Thank you for this interesting post!
what are the difference between your command to restart nginx and “synosystemctl restart nginx” ?
– I use nginx proxy manager (aka n.p.m.) on my synology docker so I have redirected all traffic from my router (ports 80 and 443) to the synology nginx proxy manager ports. It works fine but, I have a wordpress site hosted in webstation.
As webstation still use its own nginx on ports 80/443 my wordpress site url returns now a 404
Should I try to write a kind of ip table rule to force redirect to 80/443 instead of custom npm ports just when origin referrer is my wordpress website url (which is e.g. mywordpresssite.mydomain.fr) (so my website won’t use npm and still would use webstation nginx)
– or should I try to force webstation to use nginx from npm by changing webstation config file?

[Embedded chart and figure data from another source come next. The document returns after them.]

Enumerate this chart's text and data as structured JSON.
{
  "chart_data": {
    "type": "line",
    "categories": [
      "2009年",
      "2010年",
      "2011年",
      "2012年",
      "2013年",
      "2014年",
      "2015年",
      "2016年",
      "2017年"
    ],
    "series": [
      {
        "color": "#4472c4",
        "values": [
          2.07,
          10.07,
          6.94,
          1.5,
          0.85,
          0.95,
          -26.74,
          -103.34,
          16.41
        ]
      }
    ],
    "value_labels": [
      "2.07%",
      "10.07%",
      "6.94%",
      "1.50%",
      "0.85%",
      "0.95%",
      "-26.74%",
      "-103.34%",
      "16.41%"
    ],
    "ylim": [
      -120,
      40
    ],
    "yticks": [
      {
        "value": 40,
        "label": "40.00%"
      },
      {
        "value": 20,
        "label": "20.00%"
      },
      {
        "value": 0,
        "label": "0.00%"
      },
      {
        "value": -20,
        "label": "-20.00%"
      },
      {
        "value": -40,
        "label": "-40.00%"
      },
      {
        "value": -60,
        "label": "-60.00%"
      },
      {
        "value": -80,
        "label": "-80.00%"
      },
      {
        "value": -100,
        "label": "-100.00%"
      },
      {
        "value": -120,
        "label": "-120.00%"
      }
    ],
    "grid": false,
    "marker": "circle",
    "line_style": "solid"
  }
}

What are your thoughts about this please?
I believe the differences between “synosystemctl restart nginx” and “nginx -s reload && nginx -t” are that the first one is Synology’s abstraction of the second. Also, the second one does a test of the config file to ensure it doesn’t have any syntax errors and immediately prints the output of the test.
For your wordpress site, I don’t have experience with nginx proxy manager, but can you set up a reverse proxy using the native Synology Application Portal (Control Panel > Application Portal > Reverse Proxy) to see if it would intercept the traffic? Then you could set custom ports in webstation for that site and have the reverse proxy rule point to it. I’m just taking a wild guess 🙂 I hope something here helps get you closer!